Freddie Plassard (Qualité et normativité dans la traduction institutionnelle, pp. 65-82) se penche sur la normalisation de la pratique de la traduction car elle apparaît vite comme nécessaire voire incontournable à plusieurs égards. Pour la traduction, les normes exigent une homogénéisation de la pratique (gage de qualité) ; elles ont des retombées d’ordre psychologique comme le fait de rassurer les clients en balisant les tâches à accomplir et des retombées d’ordre sociologique car c’est confortant pour le corpus professionnel. F. Plassard analyse les notions de traduction institutionnelle, de qualité et de normativité afin d’en examiner les relations réciproques envisagées dans différentes perspectives, celle des donneurs d’ouvrage et responsables de services de traduction mais aussi celle de ceux qui sont en première ligne, les traducteurs. La notion de traduction institutionnelle s’applique à des textes anonymes le plus souvent rédigés à plusieurs, de sorte que les traductions sont elles aussi anonymes (Koskinen 2000, 59). Ces textes, à la fois réglementaires et techniques, attestent une certaine hybridité. L’élaboration des textes institutionnels, rédaction et traduction se conjuguent constamment au point que la traduction fait partie intégrante du processus de rédaction. Cette hybridation va parfois jusqu’à la neutralisation linguistique et culturelle qui consiste, premièrement, à gommer les idiomatismes et expressions trop colorées ou “nationales”, deuxièmement, à lisser les effets stylistiques au profit d’une langue transparente et normée de façon à tenir compte d’un lectorat composite et multiple, souvent allophone. L’importance de la qualité rédactionnelle, traduction comprise, des documents institutionnels est soulignée par les institutions elles-mêmes (Leoncini-Bartoli 2016, 16). On distingue deux niveaux en matière de qualité : un niveau textuel d’une part et un niveau processus de l’autre. Pour ce qui est de la normativité de la traduction institutionnelle, elle tient au fait qu’elle est inhérente au fonctionnement des institutions et donc à la pratique de la traduction dans ce contexte. 

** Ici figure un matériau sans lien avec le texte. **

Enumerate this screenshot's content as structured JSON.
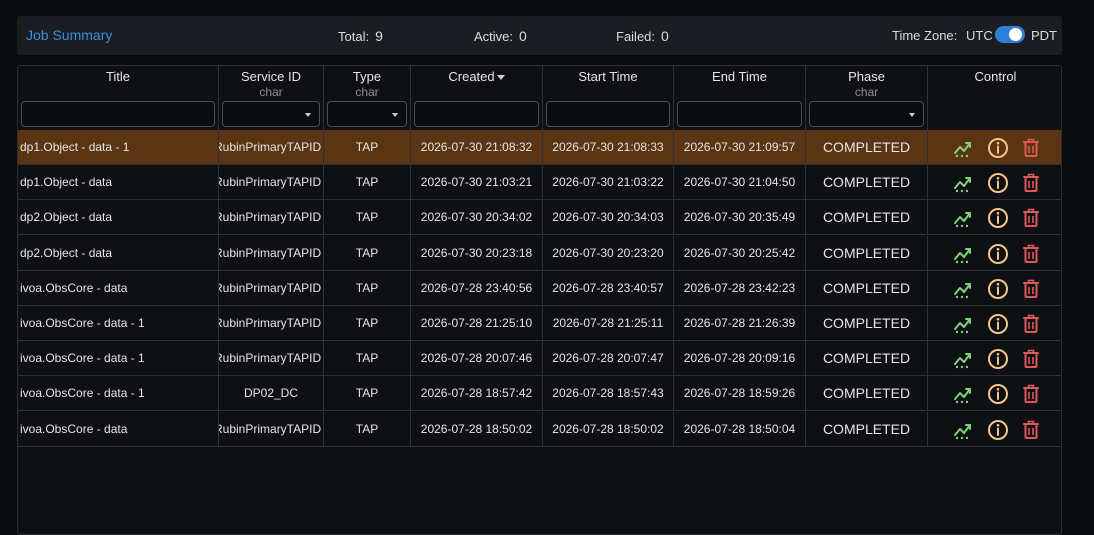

Selon Valentina Jacometti (The Challenges of Legal Translation in Multilingual Contexts[1], pp. 83-101), le multilatéralisme croissant dans les relations internationales a conduit à la diffusion du principe du multilinguisme officiel au sein des organisations internationales et supranationales, ce qui implique la nécessité de produire des textes juridiques en plusieurs langues. Cet article vise à mettre en évidence les caractéristiques de la rédaction juridique multilingue dans différents contextes : premièrement, au sein des systèmes juridiques nationaux, tels que le Canada et la Suisse ; deuxièmement, au sein des organisations internationales, en accordant une attention particulière aux traités multilingues ; et troisièmement, au sein de l’Union européenne, en soulignant la complexité de la rédaction législative multilingue compte tenu de la nature indépendante, multilingue et directement applicable du droit communautaire. Ces contextes sont profondément différents à plusieurs égards, notamment en ce qui concerne les raisons et la base juridique du multilinguisme et de la législation européenne, ainsi que pour les critères et méthodes de rédaction, d’adoption et d’interprétation de textes.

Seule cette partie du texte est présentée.